### Example 26.

\(\ \ \)Solve the initial value problem
\begin{equation*}
y'' - y' - 12y = 0, \quad y(0) = 4, \quad y'(0) = -2\text{.}
\end{equation*}

## Solution.

Since we already know the general solution to (5) is given by

\begin{equation*}
y = c_1e^{-3t} + c_2e^{4t}\text{.}
\end{equation*}

If you are interested in the verification steps, see the solution below.

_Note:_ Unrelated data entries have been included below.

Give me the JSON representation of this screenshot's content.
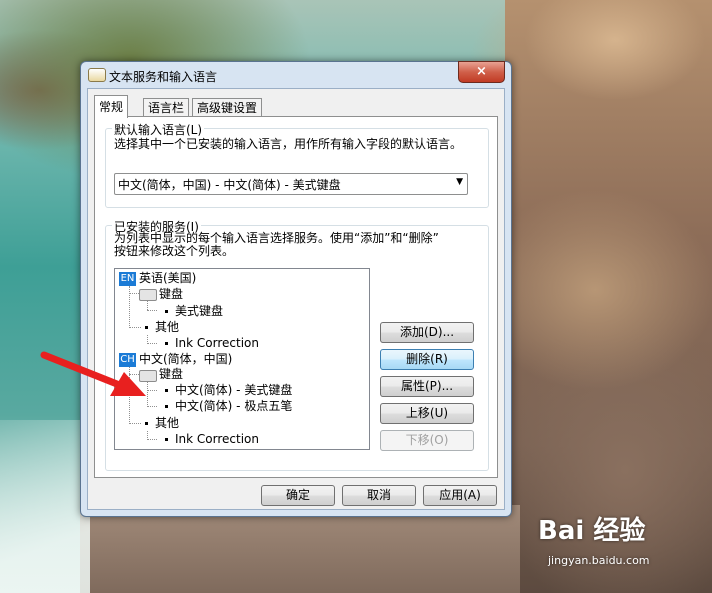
{
  "window": {
    "title": "文本服务和输入语言",
    "close_label": "×"
  },
  "tabs": [
    {
      "label": "常规",
      "active": true
    },
    {
      "label": "语言栏",
      "active": false
    },
    {
      "label": "高级键设置",
      "active": false
    }
  ],
  "default_language": {
    "group_title": "默认输入语言(L)",
    "description": "选择其中一个已安装的输入语言，用作所有输入字段的默认语言。",
    "selected": "中文(简体，中国) - 中文(简体) - 美式键盘"
  },
  "installed_services": {
    "group_title": "已安装的服务(I)",
    "description_line1": "为列表中显示的每个输入语言选择服务。使用“添加”和“删除”",
    "description_line2": "按钮来修改这个列表。",
    "tree": {
      "lang1": {
        "icon": "EN",
        "label": "英语(美国)"
      },
      "lang1_keyboard": "键盘",
      "lang1_keyboard_item": "美式键盘",
      "lang1_other": "其他",
      "lang1_other_item": "Ink Correction",
      "lang2": {
        "icon": "CH",
        "label": "中文(简体，中国)"
      },
      "lang2_keyboard": "键盘",
      "lang2_keyboard_item1": "中文(简体) - 美式键盘",
      "lang2_keyboard_item2": "中文(简体) - 极点五笔",
      "lang2_other": "其他",
      "lang2_other_item": "Ink Correction"
    },
    "buttons": {
      "add": "添加(D)...",
      "remove": "删除(R)",
      "properties": "属性(P)...",
      "move_up": "上移(U)",
      "move_down": "下移(O)"
    }
  },
  "footer": {
    "ok": "确定",
    "cancel": "取消",
    "apply": "应用(A)"
  },
  "watermark": {
    "logo": "Bai 经验",
    "url": "jingyan.baidu.com"
  },
  "colors": {
    "annotation_arrow": "#e8201f",
    "language_icon": "#1b7bd6"
  }
}
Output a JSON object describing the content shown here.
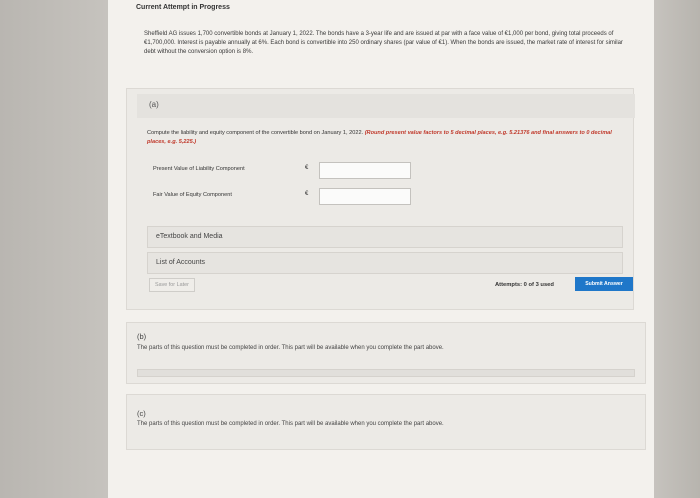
{
  "header": {
    "title": "Current Attempt in Progress"
  },
  "problem": {
    "text": "Sheffield AG issues 1,700 convertible bonds at January 1, 2022. The bonds have a 3-year life and are issued at par with a face value of €1,000 per bond, giving total proceeds of €1,700,000. Interest is payable annually at 6%. Each bond is convertible into 250 ordinary shares (par value of €1). When the bonds are issued, the market rate of interest for similar debt without the conversion option is 8%."
  },
  "part_a": {
    "label": "(a)",
    "instruction": "Compute the liability and equity component of the convertible bond on January 1, 2022.",
    "instruction_red": "(Round present value factors to 5 decimal places, e.g. 5.21376 and final answers to 0 decimal places, e.g. 5,225.)",
    "fields": [
      {
        "label": "Present Value of Liability Component",
        "currency": "€",
        "value": ""
      },
      {
        "label": "Fair Value of Equity Component",
        "currency": "€",
        "value": ""
      }
    ],
    "resources": [
      {
        "label": "eTextbook and Media"
      },
      {
        "label": "List of Accounts"
      }
    ],
    "save_later": "Save for Later",
    "attempts": "Attempts: 0 of 3 used",
    "submit": "Submit Answer"
  },
  "part_b": {
    "label": "(b)",
    "text": "The parts of this question must be completed in order. This part will be available when you complete the part above."
  },
  "part_c": {
    "label": "(c)",
    "text": "The parts of this question must be completed in order. This part will be available when you complete the part above."
  }
}
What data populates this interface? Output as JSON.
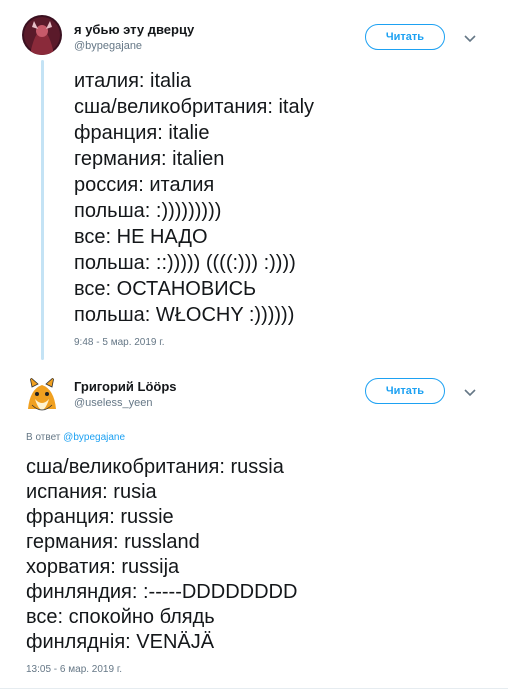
{
  "tweet1": {
    "display_name": "я убью эту дверцу",
    "handle": "@bypegajane",
    "follow_label": "Читать",
    "lines": [
      "италия: italia",
      "сша/великобритания: italy",
      "франция: italie",
      "германия: italien",
      "россия: италия",
      "польша: :)))))))))",
      "все: НЕ НАДО",
      "польша: ::))))) ((((:))) :))))",
      "все: ОСТАНОВИСЬ",
      "польша: WŁOCHY :))))))"
    ],
    "timestamp": "9:48 - 5 мар. 2019 г."
  },
  "tweet2": {
    "display_name": "Григорий Lööps",
    "handle": "@useless_yeen",
    "follow_label": "Читать",
    "reply_prefix": "В ответ",
    "reply_handle": "@bypegajane",
    "lines": [
      "сша/великобритания: russia",
      "испания: rusia",
      "франция: russie",
      "германия: russland",
      "хорватия: russija",
      "финляндия: :-----DDDDDDDD",
      "все: спокойно блядь",
      "финляднія: VENÄJÄ"
    ],
    "timestamp": "13:05 - 6 мар. 2019 г."
  },
  "icons": {
    "more": "chevron-down-icon"
  },
  "colors": {
    "accent": "#1da1f2",
    "thread_line": "#c4e3f5",
    "muted": "#657786"
  }
}
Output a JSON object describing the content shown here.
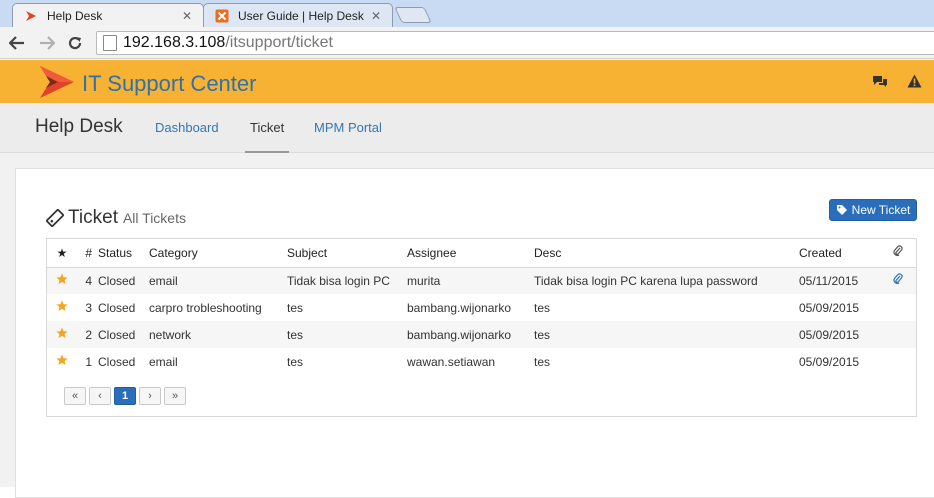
{
  "browser": {
    "tabs": [
      {
        "title": "Help Desk",
        "active": true
      },
      {
        "title": "User Guide | Help Desk",
        "active": false
      }
    ],
    "url_host": "192.168.3.108",
    "url_path": "/itsupport/ticket"
  },
  "header": {
    "app_title": "IT Support Center",
    "brand_color": "#f8b233",
    "title_color": "#3071a9"
  },
  "nav": {
    "brand": "Help Desk",
    "links": [
      {
        "label": "Dashboard",
        "active": false
      },
      {
        "label": "Ticket",
        "active": true
      },
      {
        "label": "MPM Portal",
        "active": false
      }
    ]
  },
  "page": {
    "title": "Ticket",
    "subtitle": "All Tickets",
    "new_ticket_label": "New Ticket"
  },
  "table": {
    "columns": {
      "star": "★",
      "num": "#",
      "status": "Status",
      "category": "Category",
      "subject": "Subject",
      "assignee": "Assignee",
      "desc": "Desc",
      "created": "Created"
    },
    "rows": [
      {
        "num": "4",
        "status": "Closed",
        "category": "email",
        "subject": "Tidak bisa login PC",
        "assignee": "murita",
        "desc": "Tidak bisa login PC karena lupa password",
        "created": "05/11/2015",
        "attachment": true
      },
      {
        "num": "3",
        "status": "Closed",
        "category": "carpro trobleshooting",
        "subject": "tes",
        "assignee": "bambang.wijonarko",
        "desc": "tes",
        "created": "05/09/2015",
        "attachment": false
      },
      {
        "num": "2",
        "status": "Closed",
        "category": "network",
        "subject": "tes",
        "assignee": "bambang.wijonarko",
        "desc": "tes",
        "created": "05/09/2015",
        "attachment": false
      },
      {
        "num": "1",
        "status": "Closed",
        "category": "email",
        "subject": "tes",
        "assignee": "wawan.setiawan",
        "desc": "tes",
        "created": "05/09/2015",
        "attachment": false
      }
    ]
  },
  "pager": {
    "first": "«",
    "prev": "‹",
    "current": "1",
    "next": "›",
    "last": "»"
  }
}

## Solution. Verification as a solution

First find \(y, y', \text{ and } y''\text{:}\)

\begin{align*}
y =\amp\ c_1e^{-3t} + c_2e^{4t} \\
y' =\amp\ -3c_1e^{-3t} + 4c_2e^{4t} \\
y'' =\amp\ 9c_1e^{-3t} + 16c_2e^{4t}
\end{align*}

and substitute these into \(y'' - y' - 12y\) and simplify:

\begin{align*}
y'' - y' - 12y =\amp\ \left(9c_1e^{-3t} + 16c_2e^{4t}\right) \\
\amp\ \hspace{1em} - \left( -3c_1e^{-3t} + 4c_2e^{4t} \right) -12\left( c_1e^{-3t} + c_2e^{4t} \right)\\
=\amp\ \ul{\ul{9c_1e^{-3t}}} + \ul{16c_2e^{4t}} \\
\amp\ \hspace{1em} + \ul{\ul{3c_1e^{-3t}}} - \ul{4c_2e^{4t}} - \ul{\ul{12c_1e^{-3t}}} - \ul{12c_2e^{4t}}\\
=\amp\ 0
\end{align*}

Which shows \(0 = 0\) and so \(y = c_1e^{-3t} + c_2e^{4t}\) is a solution.

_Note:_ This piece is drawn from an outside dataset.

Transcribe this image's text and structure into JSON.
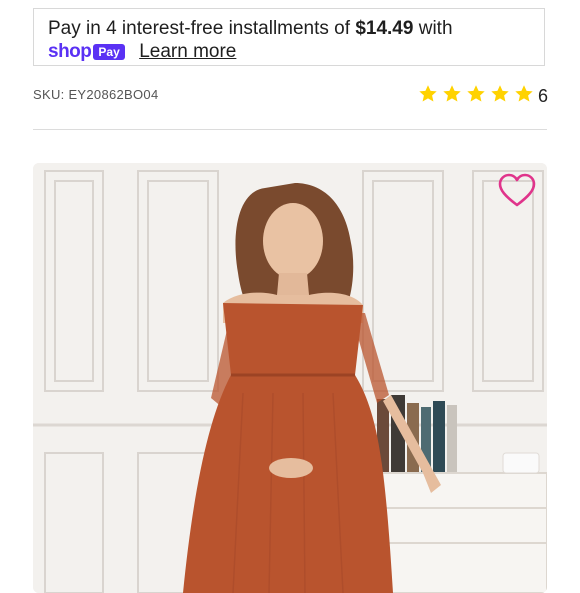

We would like determine the spcific values of \(c_1\) and \(c_2\) that correspond to the initial conditions \(y(0) = 4\) and \(y'(0) = -2\text{.}\)

Since one initial condition involves the derivative, we will need to compute this before applying this condition.

\begin{equation*}
y' = -3c_1e^{-3t} + 4c_2e^{4t}.
\end{equation*}

Now let’s apply the initial conditions:

\begin{align*}
y(0) =\amp\ 4 \amp\Rightarrow \hspace{0.2cm} 4
=\amp\ c_1e^{-3\cdot 0} + c_2e^{4\cdot 0}\\
\amp \amp 4
=\amp\ c_1 + c_2 \\
\amp \amp \amp \\
y'(0) =\amp\ -5 \amp\Rightarrow \hspace{0.2cm} -5
=\amp\ -3c_1e^{-3\cdot} + 4c_2e^{4\cdot} \\
\amp \amp -5 =\amp\ -3c_1 + 4c_2
\end{align*}

We now have two equations and two unknowns,

\begin{align*}
c_1 + c_2 =\amp\ 4 \\
-3c_1 + 4c_2 =\amp\ -5
\end{align*}

There are multiple ways to solve this system of equations, and the reader is encouraged to verify that \(c_1 = 3\) and \(c_2 = 1\text{.}\) Here is one

## Solution. Solving for \(c_1\) and \(c_2\)

We will solve for \(c_2\) in the first equation and then substitute into the second.

\begin{align*}
4 =\amp\ c_1 + c_2 \\
\Rightarrow c_2 =\amp\ 4 - c_1 \\
\amp \\
-5 =\amp\ -3c_1 + 4c_2 \\
\Rightarrow -5 =\amp\ -3c_1 + 4(4 - c_1) \\
-5 =\amp\ -3c_1 + 16 - 4c_1 \\
-21 =\amp\ -7c_1 \\
3 =\amp\ c_1 \\
\amp \\
c_2 =\amp\ 4 - c_1 \\
=\amp\ 4 - 3 \\
=\amp\ 1
\end{align*}

Thus, the solution we that satisfies the DE and both of the provided initial conditions is

\begin{equation*}
y = 3e^{-3t} + e^{4t}.
\end{equation*}